IndonesiaKiniNews.com - Keberhasilan polisi yang tak sampai 24 jam mengungkap dan menangkap remaja Tionghoa yang mengancam pancung dan temb...
IndonesiaKiniNews.com - Keberhasilan polisi yang tak sampai 24 jam mengungkap dan menangkap remaja Tionghoa yang mengancam pancung dan tembak kepala Presiden Jokowi mendapat apresiasi.
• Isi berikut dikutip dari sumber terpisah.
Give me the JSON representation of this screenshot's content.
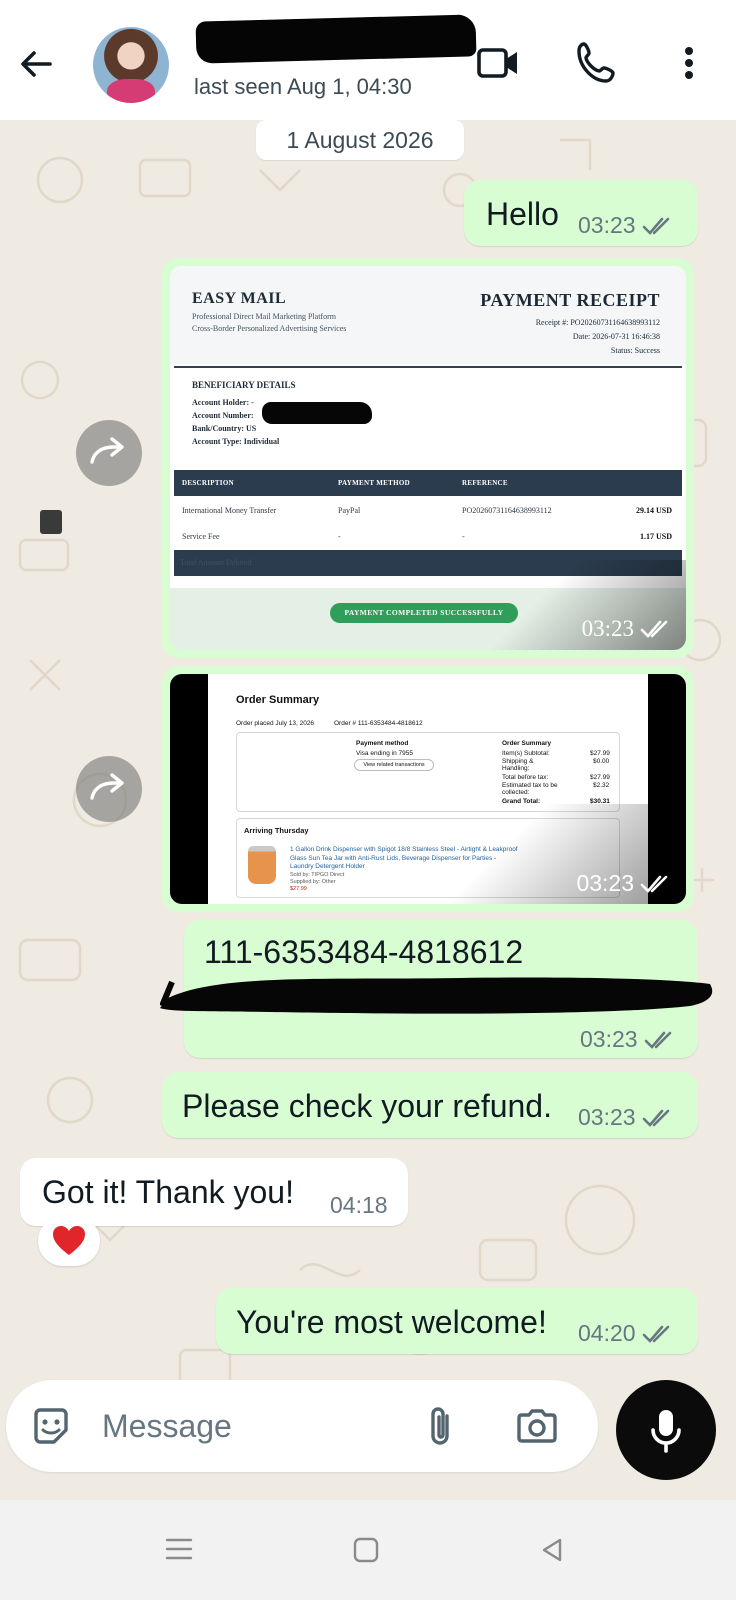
{
  "header": {
    "contact_name": "",
    "last_seen": "last seen Aug 1, 04:30",
    "video_call_icon": "video-call-icon",
    "voice_call_icon": "phone-icon",
    "menu_icon": "more-vert-icon"
  },
  "chat": {
    "date_chip": "1 August 2026",
    "messages": [
      {
        "text": "Hello",
        "time": "03:23"
      },
      {
        "time": "03:23"
      },
      {
        "time": "03:23"
      },
      {
        "text": "111-6353484-4818612",
        "time": "03:23"
      },
      {
        "text": "Please check your refund.",
        "time": "03:23"
      },
      {
        "text": "Got it! Thank you!",
        "time": "04:18",
        "reaction": "❤️"
      },
      {
        "text": "You're most welcome!",
        "time": "04:20"
      }
    ]
  },
  "receipt": {
    "brand": "EASY MAIL",
    "brand_sub1": "Professional Direct Mail Marketing Platform",
    "brand_sub2": "Cross-Border Personalized Advertising Services",
    "title": "PAYMENT RECEIPT",
    "receipt_no": "Receipt #: PO2026073116463899311​2",
    "date": "Date: 2026-07-31 16:46:38",
    "status": "Status: Success",
    "section": "BENEFICIARY DETAILS",
    "account_holder": "Account Holder: -",
    "account_number": "Account Number:",
    "bank_country": "Bank/Country: US",
    "account_type": "Account Type: Individual",
    "th_description": "DESCRIPTION",
    "th_method": "PAYMENT METHOD",
    "th_reference": "REFERENCE",
    "row1_desc": "International Money Transfer",
    "row1_method": "PayPal",
    "row1_ref": "PO2026073116463899311​2",
    "row1_amount": "29.14 USD",
    "row2_desc": "Service Fee",
    "row2_method": "-",
    "row2_ref": "-",
    "row2_amount": "1.17 USD",
    "total_label": "Total Amount Debited",
    "banner": "PAYMENT COMPLETED SUCCESSFULLY"
  },
  "order": {
    "title": "Order Summary",
    "placed": "Order placed July 13, 2026",
    "order_no": "Order # 111-6353484-4818612",
    "pm_label": "Payment method",
    "pm_value": "Visa  ending in 7955",
    "view_btn": "View related transactions",
    "os_label": "Order Summary",
    "subtotal_label": "Item(s) Subtotal:",
    "subtotal": "$27.99",
    "shipping_label": "Shipping & Handling:",
    "shipping": "$0.00",
    "before_tax_label": "Total before tax:",
    "before_tax": "$27.99",
    "tax_label": "Estimated tax to be collected:",
    "tax": "$2.32",
    "grand_label": "Grand Total:",
    "grand": "$30.31",
    "arriving": "Arriving Thursday",
    "product": "1 Gallon Drink Dispenser with Spigot 18/8 Stainless Steel - Airtight & Leakproof Glass Sun Tea Jar with Anti-Rust Lids, Beverage Dispenser for Parties - Laundry Detergent Holder",
    "sold_by": "Sold by: TIPGO Direct",
    "supplied_by": "Supplied by: Other",
    "price": "$27.99"
  },
  "input": {
    "placeholder": "Message"
  },
  "colors": {
    "outgoing_bubble": "#d9fdd3",
    "incoming_bubble": "#ffffff",
    "chat_bg": "#efeae2",
    "mic_button": "#0b0b0b"
  }
}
Salah satunya datang dari Koordinator Komunitas Tionghoa Anti Korupsi (KomTak) Lieus Sungkharisma.
Namun, ia juga mempertanyakan atas kasus-kasus penghinaan terhadap sejumlah ulama yang sampai saat ini malah tak jelas.
Pemuda Tionghoa yang Ancam Pancung Kepala Jokowi Ternyata Sengaja Ngetes Kemampuan Polisi
Demikian disampaikan Lieus dalam keterangan tertulisnya, Kamis (24/5/2018).
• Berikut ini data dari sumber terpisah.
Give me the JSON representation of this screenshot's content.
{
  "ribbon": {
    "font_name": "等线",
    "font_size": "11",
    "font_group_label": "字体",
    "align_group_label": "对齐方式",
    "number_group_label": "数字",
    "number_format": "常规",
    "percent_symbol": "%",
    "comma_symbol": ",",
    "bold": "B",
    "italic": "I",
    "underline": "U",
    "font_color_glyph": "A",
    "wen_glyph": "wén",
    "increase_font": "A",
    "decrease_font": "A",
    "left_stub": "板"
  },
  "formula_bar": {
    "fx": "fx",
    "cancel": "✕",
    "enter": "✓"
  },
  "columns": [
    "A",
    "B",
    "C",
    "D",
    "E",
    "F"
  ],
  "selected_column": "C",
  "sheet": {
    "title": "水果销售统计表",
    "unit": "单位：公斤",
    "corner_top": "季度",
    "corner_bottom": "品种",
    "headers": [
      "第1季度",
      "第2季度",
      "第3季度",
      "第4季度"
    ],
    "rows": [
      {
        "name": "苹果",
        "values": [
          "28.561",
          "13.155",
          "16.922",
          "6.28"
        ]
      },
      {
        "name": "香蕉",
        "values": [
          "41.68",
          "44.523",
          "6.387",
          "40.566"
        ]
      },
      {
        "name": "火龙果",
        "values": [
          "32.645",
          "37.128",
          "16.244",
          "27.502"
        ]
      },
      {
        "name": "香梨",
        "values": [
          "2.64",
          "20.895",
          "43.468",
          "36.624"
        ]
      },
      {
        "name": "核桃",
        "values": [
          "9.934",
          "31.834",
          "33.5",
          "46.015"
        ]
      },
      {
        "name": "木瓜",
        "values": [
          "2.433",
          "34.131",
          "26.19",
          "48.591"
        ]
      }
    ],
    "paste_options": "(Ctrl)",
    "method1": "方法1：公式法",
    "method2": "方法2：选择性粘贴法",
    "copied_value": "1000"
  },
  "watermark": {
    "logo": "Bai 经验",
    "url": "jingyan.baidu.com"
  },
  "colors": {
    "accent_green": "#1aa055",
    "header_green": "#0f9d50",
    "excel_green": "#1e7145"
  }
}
“Salut untuk aparat kepolisian yang sangat sigap bertindak,” kata Lieus.
Akan tetapi, aktivis Tionghoa itu juga melontarkan sindiran berkenaan kasus-kasus ujaran kebencian dan penghinaan lainnya.
“Kalau saja terhadap semua ujaran kebencian dan perbuatan penghinaan itu polisi bertindak cepat seperti itu, pastilah kejadian seperti ini tidak terus terulang,” kata dia.
Lies menganggap, ada perbedaan perlakuan dalam kasus ujaran kebencian dan penghinaan terhadap penguasa dibandingkan dengan ulama.
Ia lalu mencontohkan kasus penghinaan terhadap Imam Besar Front Pembela Islam Habib Rizieq Shihab yang sudah ia laporkan ke polisi.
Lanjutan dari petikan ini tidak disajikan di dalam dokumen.